Nascida na periferia de Campo Grande, Costa teve a ideia da Digna a partir de um episódio ocorrido com seu pai, funcionário de uma empresa de varejo. Ele reuniu, durante anos, um pequeno orçamento para reformar a casa da família —e, no meio da reforma, os pedreiros fugiram com o dinheiro. "Isso não ocorreria se o processo fosse mais profissional, com engenheiros ou arquitetos supervisionando a obra, mas foi aí que percebi que moradores de bairros de baixa renda não contratam engenheiros nem arquitetos", diz Costa. "A Digna surgiu daí."
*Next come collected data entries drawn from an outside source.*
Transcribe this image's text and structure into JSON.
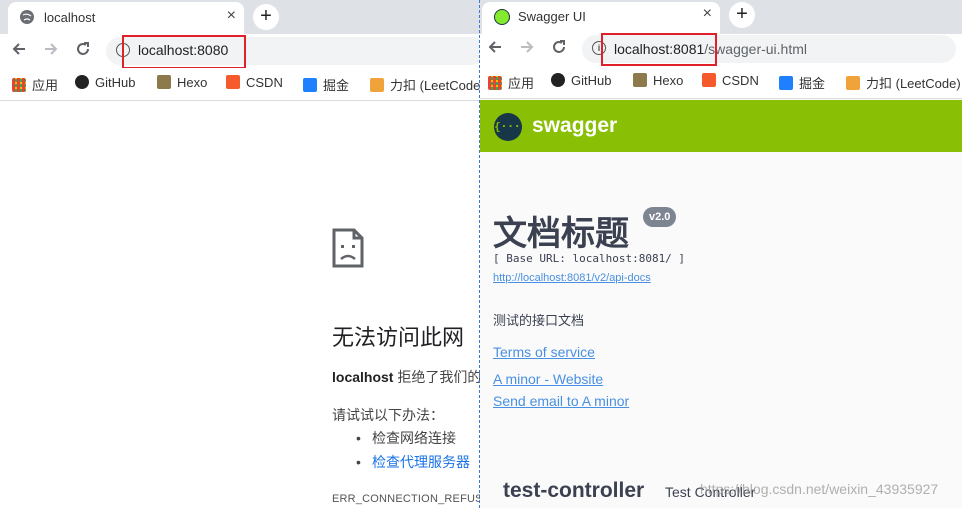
{
  "left_window": {
    "tab_title": "localhost",
    "tab_close": "×",
    "new_tab": "+",
    "address": {
      "host": "localhost:8080",
      "path": ""
    },
    "bookmarks": [
      {
        "label": "应用",
        "icon": "apps-grid-icon"
      },
      {
        "label": "GitHub",
        "icon": "github-icon"
      },
      {
        "label": "Hexo",
        "icon": "hexo-icon"
      },
      {
        "label": "CSDN",
        "icon": "csdn-icon"
      },
      {
        "label": "掘金",
        "icon": "juejin-icon"
      },
      {
        "label": "力扣 (LeetCode)",
        "icon": "leetcode-icon"
      }
    ],
    "error": {
      "title": "无法访问此网",
      "desc_host": "localhost",
      "desc_rest": " 拒绝了我们的",
      "try_label": "请试试以下办法：",
      "suggestions": [
        "检查网络连接",
        "检查代理服务器"
      ],
      "code": "ERR_CONNECTION_REFUSE"
    }
  },
  "right_window": {
    "tab_title": "Swagger UI",
    "tab_close": "×",
    "new_tab": "+",
    "address": {
      "host": "localhost:8081",
      "path": "/swagger-ui.html"
    },
    "bookmarks": [
      {
        "label": "应用",
        "icon": "apps-grid-icon"
      },
      {
        "label": "GitHub",
        "icon": "github-icon"
      },
      {
        "label": "Hexo",
        "icon": "hexo-icon"
      },
      {
        "label": "CSDN",
        "icon": "csdn-icon"
      },
      {
        "label": "掘金",
        "icon": "juejin-icon"
      },
      {
        "label": "力扣 (LeetCode)",
        "icon": "leetcode-icon"
      }
    ],
    "swagger": {
      "logo_glyph": "{···}",
      "brand": "swagger",
      "title": "文档标题",
      "version": "v2.0",
      "base_url": "[ Base URL: localhost:8081/ ]",
      "api_docs": "http://localhost:8081/v2/api-docs",
      "description": "测试的接口文档",
      "terms": "Terms of service",
      "contact_website": "A minor - Website",
      "contact_email": "Send email to A minor",
      "section_title": "test-controller",
      "section_desc": "Test Controller"
    }
  },
  "watermark": "https://blog.csdn.net/weixin_43935927",
  "colors": {
    "swagger_green": "#89bf04",
    "link_blue": "#4990e2",
    "highlight_red": "#e0202a",
    "tabstrip_gray": "#dee1e6",
    "text_dark": "#3b4151"
  }
}
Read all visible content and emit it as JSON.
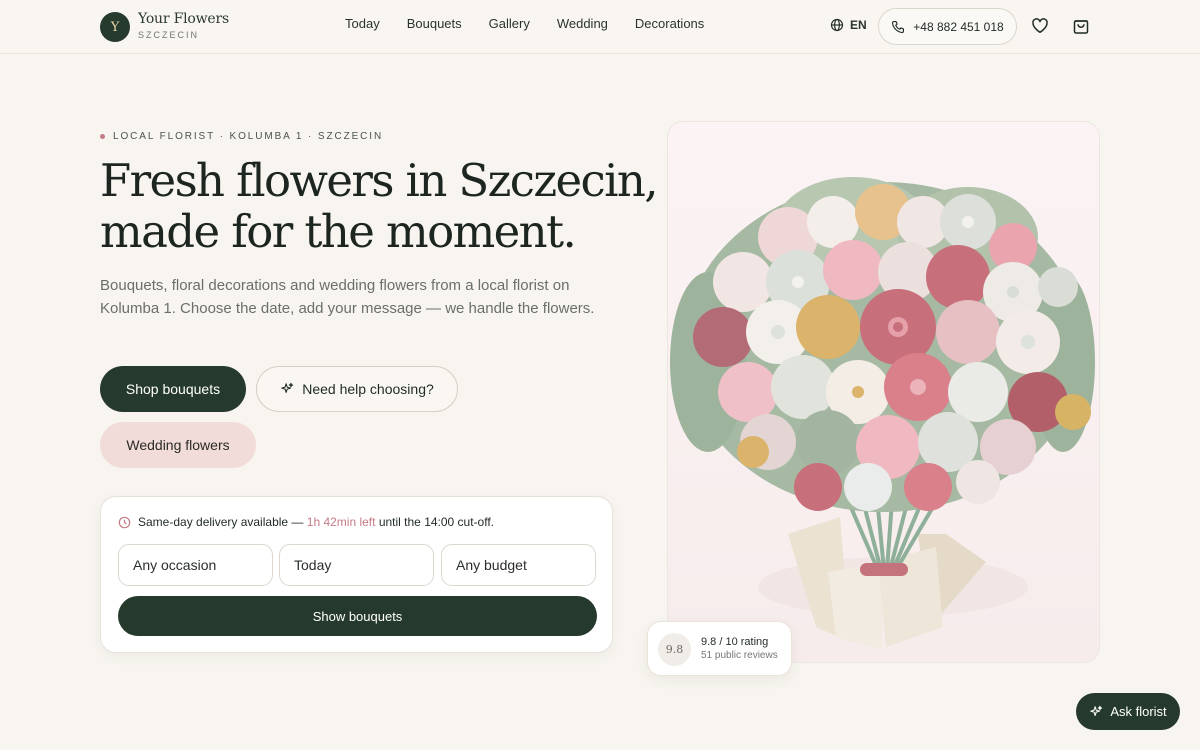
{
  "brand": {
    "initial": "Y",
    "name": "Your Flowers",
    "city": "SZCZECIN"
  },
  "nav": [
    {
      "label": "Today"
    },
    {
      "label": "Bouquets"
    },
    {
      "label": "Gallery"
    },
    {
      "label": "Wedding"
    },
    {
      "label": "Decorations"
    }
  ],
  "header": {
    "language": "EN",
    "phone": "+48 882 451 018",
    "icons": {
      "language": "globe-icon",
      "phone": "phone-icon",
      "wishlist": "heart-icon",
      "cart": "bag-icon"
    }
  },
  "hero": {
    "kicker": "LOCAL FLORIST · KOLUMBA 1 · SZCZECIN",
    "headline_line1": "Fresh flowers in Szczecin,",
    "headline_line2": "made for the moment.",
    "lede": "Bouquets, floral decorations and wedding flowers from a local florist on Kolumba 1. Choose the date, add your message — we handle the flowers.",
    "primary_cta": "Shop bouquets",
    "secondary_cta": "Need help choosing?",
    "tertiary_cta": "Wedding flowers"
  },
  "delivery": {
    "lead": "Same-day delivery available —",
    "time_left": "1h 42min left",
    "tail": "until the 14:00 cut-off.",
    "occasion_value": "Any occasion",
    "date_value": "Today",
    "budget_value": "Any budget",
    "submit_label": "Show bouquets"
  },
  "rating": {
    "score": "9.8",
    "title": "9.8 / 10 rating",
    "subtitle": "51 public reviews"
  },
  "assistant": {
    "label": "Ask florist"
  },
  "colors": {
    "accent_dark": "#253a2c",
    "accent_pink": "#c47c86",
    "soft_pink": "#f2dcd9",
    "background": "#f8f5f0"
  }
}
A empresa se especializou em reformas pontuais sequenciais —primeiro o banheiro, depois a cozinha, depois os quartos, por exemplo— pagas a prestação e realizadas no ritmo das possibilidades do cliente. Lotada no PCI, Costa vê um mar de possibilidades. "Há uma crise habitacional na Europa, e descobri que nossos métodos para reformas populares têm muito valor aqui", diz Costa. Práticas sustentáveis —como aproveitar materiais de demolição— também atraem especial interesse, e eventualmente subsídios, na UE.
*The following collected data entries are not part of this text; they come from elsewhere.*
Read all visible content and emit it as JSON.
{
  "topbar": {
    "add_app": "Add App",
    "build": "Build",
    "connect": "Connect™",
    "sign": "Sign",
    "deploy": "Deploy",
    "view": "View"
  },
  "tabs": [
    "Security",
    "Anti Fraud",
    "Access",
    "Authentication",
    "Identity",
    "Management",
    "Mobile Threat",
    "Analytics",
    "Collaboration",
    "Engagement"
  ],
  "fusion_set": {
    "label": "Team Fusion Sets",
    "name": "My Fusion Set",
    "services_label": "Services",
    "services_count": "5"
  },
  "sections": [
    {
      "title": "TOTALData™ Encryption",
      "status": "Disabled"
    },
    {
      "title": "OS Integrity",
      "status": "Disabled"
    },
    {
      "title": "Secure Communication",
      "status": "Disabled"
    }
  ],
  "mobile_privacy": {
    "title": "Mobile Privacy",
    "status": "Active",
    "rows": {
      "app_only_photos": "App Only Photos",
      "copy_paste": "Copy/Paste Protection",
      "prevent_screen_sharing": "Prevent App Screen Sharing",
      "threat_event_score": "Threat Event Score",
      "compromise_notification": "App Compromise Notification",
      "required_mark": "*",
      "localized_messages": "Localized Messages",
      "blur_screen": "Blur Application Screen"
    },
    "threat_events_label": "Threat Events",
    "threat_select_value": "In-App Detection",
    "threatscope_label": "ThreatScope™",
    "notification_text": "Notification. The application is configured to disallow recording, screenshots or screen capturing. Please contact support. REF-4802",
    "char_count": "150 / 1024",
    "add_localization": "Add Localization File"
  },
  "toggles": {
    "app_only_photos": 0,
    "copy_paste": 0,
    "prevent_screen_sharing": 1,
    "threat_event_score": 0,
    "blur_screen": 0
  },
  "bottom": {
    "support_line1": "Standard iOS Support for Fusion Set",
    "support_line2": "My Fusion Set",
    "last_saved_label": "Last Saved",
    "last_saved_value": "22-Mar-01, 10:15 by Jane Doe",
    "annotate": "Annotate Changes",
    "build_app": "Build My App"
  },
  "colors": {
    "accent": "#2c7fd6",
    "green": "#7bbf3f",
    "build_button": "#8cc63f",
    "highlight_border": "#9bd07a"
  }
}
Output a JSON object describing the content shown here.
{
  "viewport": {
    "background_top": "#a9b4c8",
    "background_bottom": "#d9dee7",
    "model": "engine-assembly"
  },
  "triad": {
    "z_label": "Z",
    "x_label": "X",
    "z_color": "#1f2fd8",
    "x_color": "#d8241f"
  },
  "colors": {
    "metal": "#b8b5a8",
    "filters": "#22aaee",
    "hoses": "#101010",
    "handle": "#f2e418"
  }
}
Quando se mudou para Portugal há dois anos, a produtora cultural paulistana Gisele Lavalle tinha em mente que queria trabalhar com cultura produzida por mulheres. Ainda não tinha, no entanto, um projeto acabado em mente. Emaranhou-se no sistema de startups e incubadoras de Portugal, fez networking, levantou fundos e está iniciando agora uma startup de branded content, a Ecoa, focada em usar tecnologia para produzir o tipo de conteúdo em que acredita.

Ela já veio com cidadania portuguesa e considera que aprofundar-se na cultura do país é essencial. "Muitos vêm a Portugal com visão de turista, pensando apenas em Lisboa e no Porto", diz Lavalle. "É conveniente ter um tempo para se aprofundar e escolher o lugar mais adequado para cada tipo de projeto." Em seu planejamento para mudar para Portugal, Lavalle economizou um dinheiro que permitisse passar um tempo pesquisando possibilidades. Ter família no país ajudou.

Nesta semana, a Unicorn Factory de Lisboa abriu um concurso direcionado para "scaleups" brasileiras. O prêmio total, na casa dos 30 mil euros (R$ 180 mil), inclui estande no Web Summit e mentoria para desenvolvimento e internacionalização do projeto. "Nosso objetivo é atrair justamente empresas inovadoras brasileiras que queiram iniciar uma expansão internacional", diz Gil Azevedo, o diretor daUnicorn Factory.

É mais um incentivo para que inovadores brasileiros, em diferentes estágios de desenvolvimento, sigam o caminho da Digna, da Revex, da Sizebay e da Ecoa.